My Behavioral Study of Siblings

Why is it that whenever one of my kids is in trouble, the other turns into the model child?

When Monkey is screaming and stomping her feet, suddenly Volcano is the perfect angel. He is miraculously saying "Yes, Mommy" and "May I please, Mommy" and having the best manners that even Emily Post would envy. It is truly a miracle.

And, in turn, when Volcano is talking back or rolling his eyes and saying "I knoooooow!" in his I-can't-believe-he's-only-five-and-not-a-teenager-yet voice, Monkey turns around and gives me a hug, saying, "Can I kiss you, Mommy?" in her sweetest of princess voices. It's as if the one kid feels sorry for me, seeing as I'm about to tear my hair out, and decides to give me a break. Or maybe they're just being competitive with each other and trying to show the other one up.

Either way, I call it the "Opposite Behavioral Effect." The theory is that each negative action by an offspring can cause the sibling to have the opposite, positive reaction. (That minor in sociology I have is finally being put to some good use.)

For example, let's say your 3-year-old daughter is screaming "No No NOOOOO!" at you when you tell her to clean up her place at dinner. You become frustrated, upset, and are ready to scream. When, suddenly, your 5-year-old asks ever so sweetly, "Mommy, may I be excused from the table, please?" This is the Opposite Behavioral Effect.

Or when your 5-year-old is arguing with you that his Legos are just fine scattered all over the floor in his room. This is when your 3-year-old saunters in and tells you sweetly, "My room is all clean, Mommy. Just like you asked." This is the Opposite Behavioral Effect.

There is also the "Ganging Up on You Effect." Thankfully, I don't get this one as often. This is when one offspring encourages the other offspring in a negative manner, coaxing their sibling to join them in bad behavior. For example, when Volcano tries to balance his cereal spoon on his nose, Monkey laughs hysterically and tries to imitate him. This, as many of you know, can be tortuous. (This is one of the main reasons Hubby and I decided to stop at two.)
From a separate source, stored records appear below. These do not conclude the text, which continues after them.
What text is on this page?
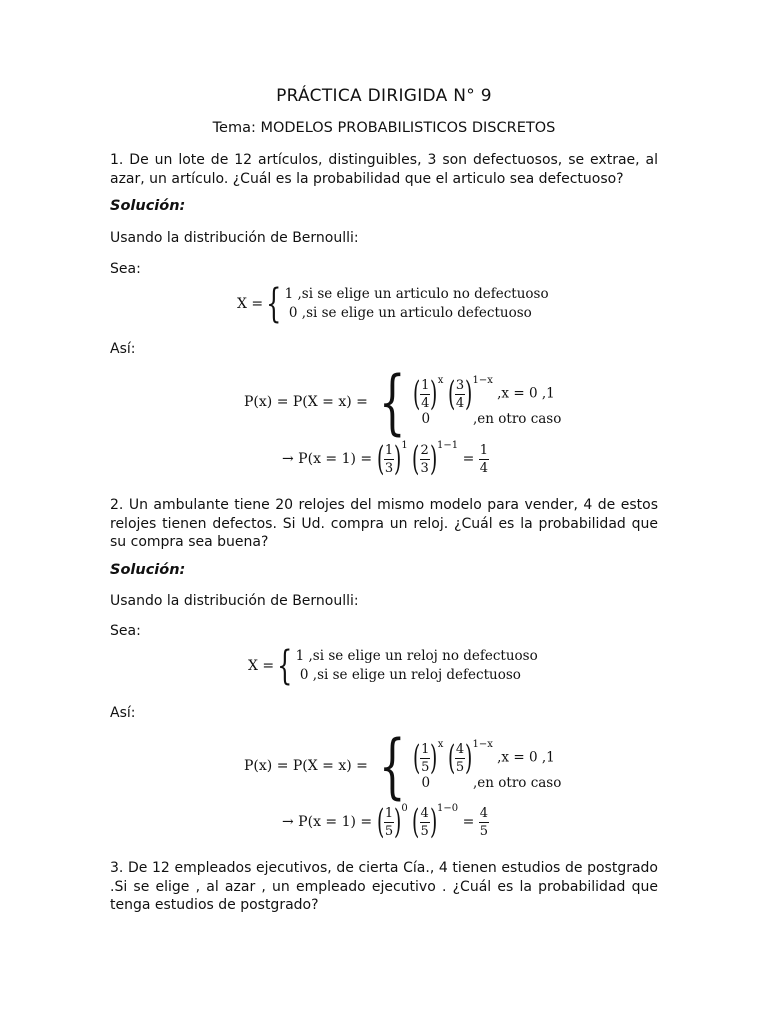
PRÁCTICA DIRIGIDA N° 9
Tema: MODELOS PROBABILISTICOS DISCRETOS
1. De un lote de 12 artículos, distinguibles, 3 son defectuosos, se extrae, al azar, un artículo. ¿Cuál es la probabilidad que el articulo sea defectuoso?
Solución:
Usando la distribución de Bernoulli:
Sea:
X ={ 1 ,si se elige un articulo no defectuoso
0 ,si se elige un articulo defectuoso
Así:
P(x) = P(X = x) = { ( $\frac{1}{4} )^x$ ( $\frac{3}{4} )^{1-x}$ ,x = 0 ,1
0	,en otro caso
→ P(x = 1) = ( $\frac{1}{3} )^1$ ( $\frac{2}{3} )^{1-1} = \frac{1}{4}$
2. Un ambulante tiene 20 relojes del mismo modelo para vender, 4 de estos relojes tienen defectos. Si Ud. compra un reloj. ¿Cuál es la probabilidad que su compra sea buena?
Solución:
Usando la distribución de Bernoulli:
Sea:
X ={ 1 ,si se elige un reloj no defectuoso
0 ,si se elige un reloj defectuoso
Así:
P(x) = P(X = x) = { ( $\frac{1}{5} )^x$ ( $\frac{4}{5} )^{1-x}$ ,x = 0 ,1
0	,en otro caso
→ P(x = 1) = ( $\frac{1}{5} )^0$ ( $\frac{4}{5} )^{1-0} = \frac{4}{5}$
3. De 12 empleados ejecutivos, de cierta Cía., 4 tienen estudios de postgrado .Si se elige , al azar , un empleado ejecutivo . ¿Cuál es la probabilidad que tenga estudios de postgrado?
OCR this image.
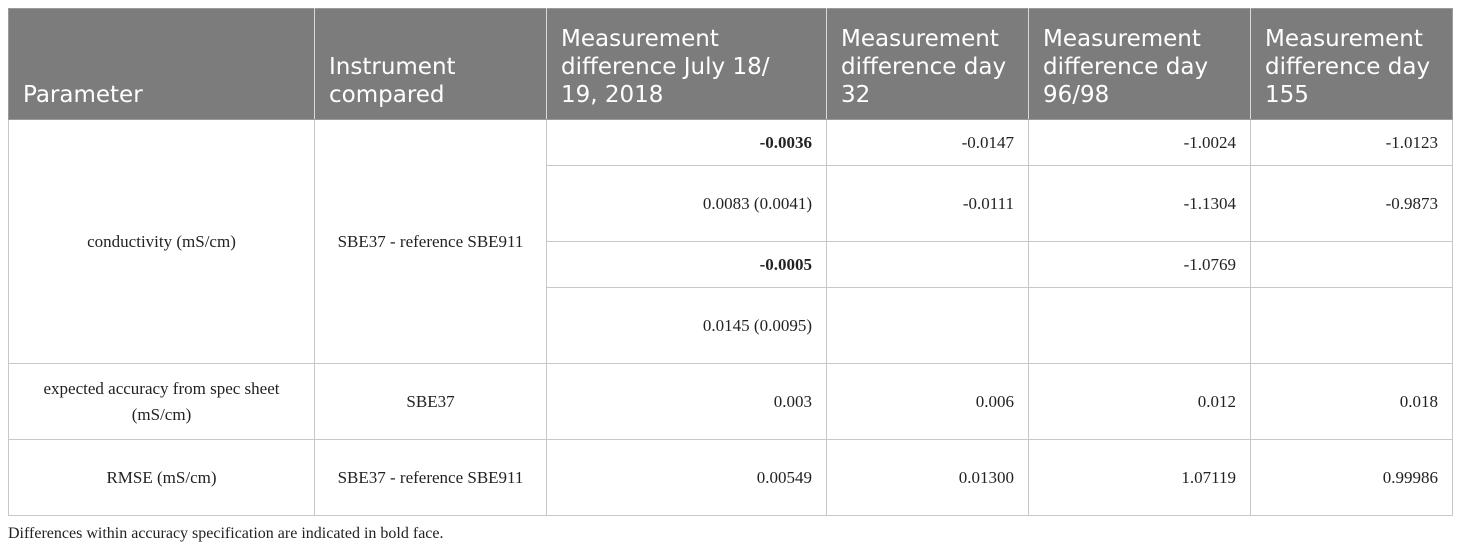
Parameter	Instrument compared	Measurement difference July 18/ 19, 2018	Measurement difference day 32	Measurement difference day 96/98	Measurement difference day 155
conductivity (mS/cm)	SBE37 - reference SBE911	-0.0036	-0.0147	-1.0024	-1.0123
		0.0083 (0.0041)	-0.0111	-1.1304	-0.9873
		-0.0005		-1.0769	
		0.0145 (0.0095)			
expected accuracy from spec sheet (mS/cm)	SBE37	0.003	0.006	0.012	0.018
RMSE (mS/cm)	SBE37 - reference SBE911	0.00549	0.01300	1.07119	0.99986
Differences within accuracy specification are indicated in bold face.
So... now it's your turn. Which one do your kids pull most often? Or is there another "Behavioral Theory of Siblings" I may have overlooked?

13 comments:

Lanxi said...

Even with my 4 biggest, it seems that one is so sweet and loving when everyone else is being threatened with forever timeouts.
Can't wait to see what happens when all 6 are in the mix!

emma said...

Funny, I remember doing this as a child.

jessicahb said...

Hey! Thanks for remembering me inn your "Thanks for Commenting" widget! I know it's been a while, but I'm still reading!

McMommy said...

Currently my 3.5 year old and 15 month old engage in their favorite...the Ganging Up on McMommy effect....which I never would have guessed would have happened at such an early age. Oh lucky me!
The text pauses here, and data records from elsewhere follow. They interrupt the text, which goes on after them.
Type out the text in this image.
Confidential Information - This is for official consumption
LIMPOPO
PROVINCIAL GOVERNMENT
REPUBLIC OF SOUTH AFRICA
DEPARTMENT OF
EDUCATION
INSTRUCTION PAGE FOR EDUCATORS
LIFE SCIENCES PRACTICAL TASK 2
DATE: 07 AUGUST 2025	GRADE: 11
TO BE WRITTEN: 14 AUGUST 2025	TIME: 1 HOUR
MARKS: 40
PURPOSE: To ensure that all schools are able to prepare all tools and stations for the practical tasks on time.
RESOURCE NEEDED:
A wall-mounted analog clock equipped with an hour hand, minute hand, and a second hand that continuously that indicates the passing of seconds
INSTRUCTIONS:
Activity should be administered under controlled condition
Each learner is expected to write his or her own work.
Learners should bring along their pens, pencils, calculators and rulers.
Is it weird that I'm kind of looking forward to the Opposite Behavorial effect?? It sounds so much better to me!

Sweepea said...

YAY!! I'm top commenter! Either I have too much to say or I just love seeing my words in print. Eh...who cares!

Dad Stuff said...

Our little girl always plays the "I'm a nice girl, right Daddy?" whenever her brother takes some heat.
Her brother doesn't play innocent often but will become the third parent whenever Sweet Pea crosses the line.
SP doesn't appreciate that at all.

georgia said...

My kids GANG UP ON ME all the time! I envy you and your Opposite Behavioral Effect!

trying said...

ooh I love me some opposite behavioral effect (we call it "good child syndrome" around here). I'll take a good child anyway i can get it!

American Mum said...

Hmm, now that I've got 2, I hope this comes soon! It's about time we had at least one cooperating!

amanda said...

still on baby #1 so i can't say for sure. but i am guessing when #2 shows up - we will get it all!!

happy POW :)

Jenny said...

So funny because just this morning BOTH my kids were kissing up to me, trying to compete against who had the better manners. I think it was the Competitive Behavioral Effect. So rare! It was HEAVEN!

Lisa said...

So funny but so true :)
Happy POW!

Jen said...

We have a bad case of the Opposite Behavioral Effect at our house. My daughter never fails to do this when my son is in trouble for something. It annoys my son to no end!